DENVER (AP) — A Christian-affiliated health system in a court fight over Colorado’s assisted suicide law says the state can’t stop religious organizations from disciplining employees who encourage the option in violation of its beliefs.
In a federal court filing Wednesday, Colorado-based Centura Health argues in part that the U.S. Constitution’s religious freedom protections trumps the state law’s provision that doctors can’t be retaliated against for choosing to help or not help terminally ill patients hasten their deaths.
Centura CEO Peter Banko said Thursday that clarity is needed not just for its hospitals but others as well.
Lawyers for a terminally ill man, Neil Mahoney, and his Centura doctor first went to state court to find out if she could help him because Centura’s policy allegedly violated state law.

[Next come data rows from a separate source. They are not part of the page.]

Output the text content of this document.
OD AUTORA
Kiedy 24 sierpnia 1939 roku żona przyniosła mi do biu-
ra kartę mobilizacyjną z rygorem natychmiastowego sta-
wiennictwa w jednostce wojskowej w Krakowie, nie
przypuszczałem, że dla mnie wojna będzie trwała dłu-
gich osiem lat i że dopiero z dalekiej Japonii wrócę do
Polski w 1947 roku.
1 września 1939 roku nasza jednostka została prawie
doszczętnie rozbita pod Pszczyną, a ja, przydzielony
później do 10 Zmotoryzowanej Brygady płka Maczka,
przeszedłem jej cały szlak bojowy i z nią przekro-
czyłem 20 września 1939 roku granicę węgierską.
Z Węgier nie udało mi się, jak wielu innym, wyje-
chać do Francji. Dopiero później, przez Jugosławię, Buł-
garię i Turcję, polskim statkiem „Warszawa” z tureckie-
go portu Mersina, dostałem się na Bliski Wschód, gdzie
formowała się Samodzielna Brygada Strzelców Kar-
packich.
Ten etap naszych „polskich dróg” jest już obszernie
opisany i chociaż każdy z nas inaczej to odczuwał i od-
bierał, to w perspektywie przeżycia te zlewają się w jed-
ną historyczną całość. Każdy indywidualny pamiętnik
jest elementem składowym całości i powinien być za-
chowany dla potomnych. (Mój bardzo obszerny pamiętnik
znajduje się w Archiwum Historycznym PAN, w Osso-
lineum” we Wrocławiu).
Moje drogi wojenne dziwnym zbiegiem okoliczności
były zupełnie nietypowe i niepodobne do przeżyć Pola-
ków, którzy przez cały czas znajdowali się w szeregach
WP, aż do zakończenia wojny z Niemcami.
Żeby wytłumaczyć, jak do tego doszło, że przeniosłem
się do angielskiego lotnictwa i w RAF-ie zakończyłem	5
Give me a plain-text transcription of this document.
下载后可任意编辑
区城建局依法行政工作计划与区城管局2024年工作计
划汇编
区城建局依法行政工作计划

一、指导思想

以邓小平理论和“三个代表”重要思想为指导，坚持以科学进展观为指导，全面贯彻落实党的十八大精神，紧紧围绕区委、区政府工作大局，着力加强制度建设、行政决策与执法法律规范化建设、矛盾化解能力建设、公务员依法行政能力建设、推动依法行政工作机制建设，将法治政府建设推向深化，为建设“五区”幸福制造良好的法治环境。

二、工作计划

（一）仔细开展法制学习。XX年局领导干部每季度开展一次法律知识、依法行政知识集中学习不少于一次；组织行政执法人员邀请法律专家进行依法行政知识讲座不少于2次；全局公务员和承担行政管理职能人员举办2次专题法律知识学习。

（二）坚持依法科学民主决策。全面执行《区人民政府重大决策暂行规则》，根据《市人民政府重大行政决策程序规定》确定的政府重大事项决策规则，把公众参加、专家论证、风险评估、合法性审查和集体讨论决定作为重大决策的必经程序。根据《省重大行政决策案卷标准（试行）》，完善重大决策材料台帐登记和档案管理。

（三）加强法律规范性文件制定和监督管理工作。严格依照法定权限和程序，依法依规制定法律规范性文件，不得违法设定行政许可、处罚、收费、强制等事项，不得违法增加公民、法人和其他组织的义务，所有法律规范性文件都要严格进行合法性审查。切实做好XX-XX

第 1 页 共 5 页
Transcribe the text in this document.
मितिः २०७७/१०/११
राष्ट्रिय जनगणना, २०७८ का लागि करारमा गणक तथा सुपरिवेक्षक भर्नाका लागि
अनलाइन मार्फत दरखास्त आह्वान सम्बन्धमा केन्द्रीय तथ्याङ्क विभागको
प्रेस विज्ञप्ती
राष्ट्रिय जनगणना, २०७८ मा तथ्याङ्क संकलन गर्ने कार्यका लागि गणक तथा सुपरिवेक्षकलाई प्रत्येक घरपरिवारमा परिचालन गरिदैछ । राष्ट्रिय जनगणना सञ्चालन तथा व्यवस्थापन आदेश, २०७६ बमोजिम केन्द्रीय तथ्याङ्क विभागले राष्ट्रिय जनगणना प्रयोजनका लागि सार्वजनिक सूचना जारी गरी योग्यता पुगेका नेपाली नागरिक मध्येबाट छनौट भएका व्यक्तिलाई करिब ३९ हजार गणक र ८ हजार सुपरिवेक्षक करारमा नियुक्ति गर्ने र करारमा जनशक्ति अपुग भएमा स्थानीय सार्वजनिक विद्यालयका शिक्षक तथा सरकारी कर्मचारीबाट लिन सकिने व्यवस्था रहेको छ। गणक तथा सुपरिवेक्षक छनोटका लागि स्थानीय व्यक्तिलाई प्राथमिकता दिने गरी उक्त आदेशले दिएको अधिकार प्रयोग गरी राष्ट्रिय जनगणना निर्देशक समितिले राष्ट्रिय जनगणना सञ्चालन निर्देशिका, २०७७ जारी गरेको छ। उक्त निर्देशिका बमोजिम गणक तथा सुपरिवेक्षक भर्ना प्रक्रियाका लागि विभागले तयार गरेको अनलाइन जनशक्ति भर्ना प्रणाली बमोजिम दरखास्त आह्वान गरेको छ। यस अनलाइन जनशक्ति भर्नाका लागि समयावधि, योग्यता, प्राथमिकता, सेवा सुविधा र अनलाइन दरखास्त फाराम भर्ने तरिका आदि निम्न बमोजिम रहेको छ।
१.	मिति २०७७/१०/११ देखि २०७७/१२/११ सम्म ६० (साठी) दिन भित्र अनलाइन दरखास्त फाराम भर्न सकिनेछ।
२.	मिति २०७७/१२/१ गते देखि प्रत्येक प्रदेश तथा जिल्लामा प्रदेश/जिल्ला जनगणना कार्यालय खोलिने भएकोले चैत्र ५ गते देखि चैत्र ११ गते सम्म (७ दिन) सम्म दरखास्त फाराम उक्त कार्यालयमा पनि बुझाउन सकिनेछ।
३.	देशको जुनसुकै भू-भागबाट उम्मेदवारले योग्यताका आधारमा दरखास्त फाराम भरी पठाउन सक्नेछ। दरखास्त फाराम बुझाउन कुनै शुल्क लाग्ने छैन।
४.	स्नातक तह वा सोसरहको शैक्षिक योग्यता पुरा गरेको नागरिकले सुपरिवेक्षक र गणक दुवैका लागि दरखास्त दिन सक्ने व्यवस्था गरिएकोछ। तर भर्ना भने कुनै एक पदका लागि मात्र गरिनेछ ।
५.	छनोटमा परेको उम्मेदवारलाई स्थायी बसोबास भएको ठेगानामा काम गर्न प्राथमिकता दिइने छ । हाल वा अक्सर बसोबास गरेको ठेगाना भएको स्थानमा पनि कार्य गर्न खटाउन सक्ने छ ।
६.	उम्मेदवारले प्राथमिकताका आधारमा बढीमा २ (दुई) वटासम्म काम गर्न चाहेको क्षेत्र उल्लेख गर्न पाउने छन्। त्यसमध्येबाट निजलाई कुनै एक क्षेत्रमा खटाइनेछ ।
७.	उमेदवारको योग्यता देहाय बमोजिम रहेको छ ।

Dr. Barbara Morris, a Centura Health primary care and geriatric physician with 40 years of medical experience, said she told Mahoney she couldn’t help him because of Centura’s policy.
She looked into referring him to a doctor affiliated with another hospital, but he would have had to repeat tests as part of a re-diagnosis, which he said he did not want to do.
Morris was fired Aug. 26, just days after she and Mahoney asked a state court to declare that she could not be sanctioned for helping him seek life-ending drugs. She has been unable to care for Mahoney and about 400 other patients, many of them frail and facing their own end-of-life issues.
They want the case moved back to state court.